1391   encore des courbures de lumières   projectées
torses   comme l’entremeslé d’une résille de dame
son regard à elle   en déverrouillage   est la calme et bleue
base d’une flamme   où la sécheresse de mars
transpercée jusqu’à sa racine   trouve réduction   résidu
la volonté de commencer en bordure pour achever
la fente   couture d’une porte   réfractée   la surface
d’un poisson d’argent   se débattant   en plus infimes géométries
que l’œil ne peut contenir   convergences
de verre   particulaires   dans la présence
d’une antinomie   son élément à elle   bloquant
la vision   décelant micas d’attachement   pour connaistre
les rivaiges du firmamens   quelque chose
d’opiniâtre   dans l’illumination   dans la matière d’une absence
Carol Watts est une poète anglaise née en 1962 qui a enseigné à l’université de Londres. Elle explore l’écriture expérimentale et chacun de ses livres a un concept différent : Sundog sur des mirages solaires étudiés par Kepler, When Blue Light Falls  sur les formes de la lumière bleue, A Time of Eels sur la migration des anguilles.

*
Piers Hugill

Il Canzoniere : 4

1.
chevauché / jours / durant / pour
2.
semelles / pneumatiques / tachant / l’
3.
abord / d’un / manège / à illusions
4.
vois / ces / eaux / acides
5.
tu / rimes / vie / avec
6.
un espace / Hilbert / rendant / aucun
7.
premier / de / Belgique / plus heureux
8.
« cry » / arithmétique / sans / nombres
9.
peu / moins / intéressant / à
10.
la pratique / fait / l’amour / perfectionne
11.
accroupi / dessus / « l’être inhumain » / est
12.
o / écoutez / donc / ces
13.
menstrua / dissolvant / vapeurs / en airs
14.
oui / oui / oui / oui
Piers Hugill est un poète anglais né en 1972 qui a quitté son poste de lecteur à l’université pour devenir enseignant indépendant et a aussi été jardinier, forestier, travailleur social.
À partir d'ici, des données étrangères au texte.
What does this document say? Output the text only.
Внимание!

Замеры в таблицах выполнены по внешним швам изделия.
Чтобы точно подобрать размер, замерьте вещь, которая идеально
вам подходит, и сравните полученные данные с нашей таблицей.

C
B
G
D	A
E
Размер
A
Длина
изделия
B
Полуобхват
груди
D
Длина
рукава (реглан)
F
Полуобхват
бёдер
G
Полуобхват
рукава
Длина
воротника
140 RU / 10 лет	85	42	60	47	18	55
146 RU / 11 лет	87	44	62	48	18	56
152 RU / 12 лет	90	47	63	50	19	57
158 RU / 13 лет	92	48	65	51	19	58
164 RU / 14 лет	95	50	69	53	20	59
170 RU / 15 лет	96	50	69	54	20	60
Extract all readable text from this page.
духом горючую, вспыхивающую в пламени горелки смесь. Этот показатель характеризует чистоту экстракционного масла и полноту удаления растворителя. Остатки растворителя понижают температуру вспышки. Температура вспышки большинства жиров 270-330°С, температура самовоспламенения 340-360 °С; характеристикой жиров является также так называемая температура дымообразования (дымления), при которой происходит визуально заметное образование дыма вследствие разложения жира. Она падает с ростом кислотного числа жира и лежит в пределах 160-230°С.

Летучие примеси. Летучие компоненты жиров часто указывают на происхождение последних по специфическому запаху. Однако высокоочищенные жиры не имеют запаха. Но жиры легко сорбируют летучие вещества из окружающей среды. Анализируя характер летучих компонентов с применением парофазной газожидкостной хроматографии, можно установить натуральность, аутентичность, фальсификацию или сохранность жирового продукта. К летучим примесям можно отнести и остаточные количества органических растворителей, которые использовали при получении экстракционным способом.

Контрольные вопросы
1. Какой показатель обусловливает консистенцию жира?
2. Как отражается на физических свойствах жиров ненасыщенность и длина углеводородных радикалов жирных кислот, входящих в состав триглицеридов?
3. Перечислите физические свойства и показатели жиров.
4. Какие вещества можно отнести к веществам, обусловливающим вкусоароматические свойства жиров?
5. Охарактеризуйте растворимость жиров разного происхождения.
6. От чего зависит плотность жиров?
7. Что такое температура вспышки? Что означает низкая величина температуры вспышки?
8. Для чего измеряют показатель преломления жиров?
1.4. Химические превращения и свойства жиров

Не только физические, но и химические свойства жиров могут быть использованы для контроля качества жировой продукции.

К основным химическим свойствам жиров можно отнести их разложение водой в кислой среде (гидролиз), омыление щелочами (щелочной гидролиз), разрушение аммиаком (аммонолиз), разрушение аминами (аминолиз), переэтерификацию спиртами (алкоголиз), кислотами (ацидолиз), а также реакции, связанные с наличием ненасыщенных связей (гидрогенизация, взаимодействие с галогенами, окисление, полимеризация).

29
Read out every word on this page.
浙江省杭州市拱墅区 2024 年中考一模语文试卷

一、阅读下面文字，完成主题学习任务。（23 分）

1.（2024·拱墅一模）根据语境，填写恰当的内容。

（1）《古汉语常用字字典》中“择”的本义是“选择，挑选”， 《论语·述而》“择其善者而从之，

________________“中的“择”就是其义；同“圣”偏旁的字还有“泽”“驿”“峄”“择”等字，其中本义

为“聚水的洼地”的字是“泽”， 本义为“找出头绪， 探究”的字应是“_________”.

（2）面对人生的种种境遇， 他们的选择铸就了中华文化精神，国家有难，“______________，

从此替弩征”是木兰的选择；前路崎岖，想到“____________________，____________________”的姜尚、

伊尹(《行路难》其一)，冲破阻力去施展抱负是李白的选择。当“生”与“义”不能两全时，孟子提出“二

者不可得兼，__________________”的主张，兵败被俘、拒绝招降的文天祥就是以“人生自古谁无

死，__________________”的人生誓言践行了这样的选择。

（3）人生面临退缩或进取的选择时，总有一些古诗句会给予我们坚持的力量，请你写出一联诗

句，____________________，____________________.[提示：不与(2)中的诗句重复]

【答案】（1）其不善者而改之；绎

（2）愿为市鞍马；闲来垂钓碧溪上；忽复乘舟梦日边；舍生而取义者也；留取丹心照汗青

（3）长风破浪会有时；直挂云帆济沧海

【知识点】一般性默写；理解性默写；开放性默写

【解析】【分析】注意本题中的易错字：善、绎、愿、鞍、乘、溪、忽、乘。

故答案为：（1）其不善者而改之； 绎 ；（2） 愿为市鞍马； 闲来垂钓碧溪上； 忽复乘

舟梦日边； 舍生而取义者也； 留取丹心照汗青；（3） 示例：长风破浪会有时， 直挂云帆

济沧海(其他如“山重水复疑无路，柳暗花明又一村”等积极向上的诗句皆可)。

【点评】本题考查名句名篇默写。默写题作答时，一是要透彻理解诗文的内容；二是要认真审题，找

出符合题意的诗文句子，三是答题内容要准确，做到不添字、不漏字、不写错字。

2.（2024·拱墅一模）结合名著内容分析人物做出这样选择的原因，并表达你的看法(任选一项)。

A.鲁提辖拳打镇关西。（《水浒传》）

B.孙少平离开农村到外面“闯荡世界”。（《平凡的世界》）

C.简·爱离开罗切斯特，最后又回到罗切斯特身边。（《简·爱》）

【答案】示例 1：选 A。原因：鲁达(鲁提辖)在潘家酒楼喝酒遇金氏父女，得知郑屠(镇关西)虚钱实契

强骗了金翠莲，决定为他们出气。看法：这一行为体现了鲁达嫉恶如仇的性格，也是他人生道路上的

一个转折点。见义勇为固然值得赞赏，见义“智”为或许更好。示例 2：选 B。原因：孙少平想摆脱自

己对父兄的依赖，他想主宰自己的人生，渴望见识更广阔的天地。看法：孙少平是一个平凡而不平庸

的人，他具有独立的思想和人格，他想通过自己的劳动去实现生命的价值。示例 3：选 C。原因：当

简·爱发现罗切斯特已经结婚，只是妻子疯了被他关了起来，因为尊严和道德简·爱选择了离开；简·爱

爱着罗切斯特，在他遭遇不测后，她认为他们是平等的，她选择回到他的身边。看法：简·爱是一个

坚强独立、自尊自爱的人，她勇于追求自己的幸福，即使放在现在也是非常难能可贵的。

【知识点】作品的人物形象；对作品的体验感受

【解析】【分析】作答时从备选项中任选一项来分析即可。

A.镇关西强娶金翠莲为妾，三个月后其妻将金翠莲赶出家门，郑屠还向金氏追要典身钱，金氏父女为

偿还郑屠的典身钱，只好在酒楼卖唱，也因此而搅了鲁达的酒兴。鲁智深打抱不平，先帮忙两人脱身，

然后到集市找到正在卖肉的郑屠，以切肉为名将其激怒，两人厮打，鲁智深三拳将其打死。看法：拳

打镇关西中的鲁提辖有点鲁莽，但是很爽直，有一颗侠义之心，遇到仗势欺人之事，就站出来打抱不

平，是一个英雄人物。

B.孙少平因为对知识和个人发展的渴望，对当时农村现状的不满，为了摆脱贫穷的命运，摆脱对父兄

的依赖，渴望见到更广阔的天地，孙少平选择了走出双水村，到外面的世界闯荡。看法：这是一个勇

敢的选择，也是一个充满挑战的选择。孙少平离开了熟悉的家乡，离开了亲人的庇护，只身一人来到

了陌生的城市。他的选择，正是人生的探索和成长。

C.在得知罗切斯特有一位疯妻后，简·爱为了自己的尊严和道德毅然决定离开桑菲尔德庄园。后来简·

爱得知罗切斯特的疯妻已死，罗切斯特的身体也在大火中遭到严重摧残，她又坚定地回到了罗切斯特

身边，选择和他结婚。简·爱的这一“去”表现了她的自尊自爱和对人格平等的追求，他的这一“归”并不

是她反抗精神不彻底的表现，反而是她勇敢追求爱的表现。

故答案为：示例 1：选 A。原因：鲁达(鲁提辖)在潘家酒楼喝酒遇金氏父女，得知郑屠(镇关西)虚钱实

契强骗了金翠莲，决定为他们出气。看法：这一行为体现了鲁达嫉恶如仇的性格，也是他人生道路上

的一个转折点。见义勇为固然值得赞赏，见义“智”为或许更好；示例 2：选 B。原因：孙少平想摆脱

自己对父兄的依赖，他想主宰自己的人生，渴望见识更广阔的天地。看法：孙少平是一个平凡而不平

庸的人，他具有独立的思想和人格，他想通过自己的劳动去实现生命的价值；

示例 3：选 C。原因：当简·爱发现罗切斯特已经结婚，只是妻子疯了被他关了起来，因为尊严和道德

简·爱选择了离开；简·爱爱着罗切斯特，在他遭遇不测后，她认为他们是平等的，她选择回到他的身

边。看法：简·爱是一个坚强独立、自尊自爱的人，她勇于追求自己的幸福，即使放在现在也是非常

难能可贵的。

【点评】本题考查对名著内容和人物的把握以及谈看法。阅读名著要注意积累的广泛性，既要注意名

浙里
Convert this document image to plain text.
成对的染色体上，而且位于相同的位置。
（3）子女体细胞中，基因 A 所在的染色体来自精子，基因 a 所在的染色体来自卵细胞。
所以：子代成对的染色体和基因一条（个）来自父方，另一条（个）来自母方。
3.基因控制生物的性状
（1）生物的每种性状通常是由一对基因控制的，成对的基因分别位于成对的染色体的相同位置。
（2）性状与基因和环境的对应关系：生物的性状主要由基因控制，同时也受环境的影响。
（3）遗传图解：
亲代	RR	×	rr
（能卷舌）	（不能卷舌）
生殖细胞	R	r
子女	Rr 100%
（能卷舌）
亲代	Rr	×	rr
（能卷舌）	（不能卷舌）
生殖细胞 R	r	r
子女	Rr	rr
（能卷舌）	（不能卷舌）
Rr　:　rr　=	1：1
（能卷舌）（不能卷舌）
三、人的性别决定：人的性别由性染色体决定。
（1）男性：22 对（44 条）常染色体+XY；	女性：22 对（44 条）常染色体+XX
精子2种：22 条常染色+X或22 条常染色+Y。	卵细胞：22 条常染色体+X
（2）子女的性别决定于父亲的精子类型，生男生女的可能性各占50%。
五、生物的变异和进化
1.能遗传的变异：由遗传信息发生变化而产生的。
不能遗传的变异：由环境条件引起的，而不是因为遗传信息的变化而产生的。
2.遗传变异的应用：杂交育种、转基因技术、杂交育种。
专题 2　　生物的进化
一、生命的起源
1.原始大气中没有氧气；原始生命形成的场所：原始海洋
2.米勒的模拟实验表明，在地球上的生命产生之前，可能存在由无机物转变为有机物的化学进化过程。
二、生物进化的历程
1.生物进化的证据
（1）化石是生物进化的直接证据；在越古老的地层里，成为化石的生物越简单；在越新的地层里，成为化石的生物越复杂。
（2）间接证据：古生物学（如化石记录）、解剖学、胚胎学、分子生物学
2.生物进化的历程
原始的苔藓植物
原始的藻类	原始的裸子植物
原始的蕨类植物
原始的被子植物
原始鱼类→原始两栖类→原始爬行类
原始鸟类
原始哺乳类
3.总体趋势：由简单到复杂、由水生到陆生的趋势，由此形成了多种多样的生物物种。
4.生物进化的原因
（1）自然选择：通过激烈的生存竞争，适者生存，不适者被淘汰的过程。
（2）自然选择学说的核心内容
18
Il a co-fondé les éditions expérimentales de Veer Books. Son livre Il Canzoniere présente des sonnets à structures minimalistes par cycles : ceux à vers de 1 mot, à vers de 2 mots, de 3, de 4 (comme ici), de 5, libérant une énergie rythmique spectrale de cette forme poétique.

*
Mary Ellen Solt

Sonnet photo-lunaire



Mary Ellen Solt est une poète et universitaire états-unienne (1920-2007) qui a édité l’anthologie de référence sur le mouvement international de la poésie concrète, où le poème minimaliste, de quelques mots ou signes devient objet sémantique. Dans son « Moon Shot Sonnet » de 1964, elle utilise les premières photos quadrillées de la NASA qui cartographient le sol lunaire. Le poème est en même temps un ready-made (œuvre changeant le sens d’un matériel préexistant), sonnet fantomatique (son squelette apparaît dans l’agencement en 4/4/3/3 lignes des marqueurs électroniques), et ode modernisée à la lune qui n’est plus l’astre-muse des sonnets symbolistes mais un objet d’étude scientifique (dont le silence sans mots garde quand même sa part d’inconnu, presque mystique).

Tous les textes traduits ici sont en anglais dans : The Reality Street Book of Sonnets, édité par Jeff Hilson, Reality Street 2008.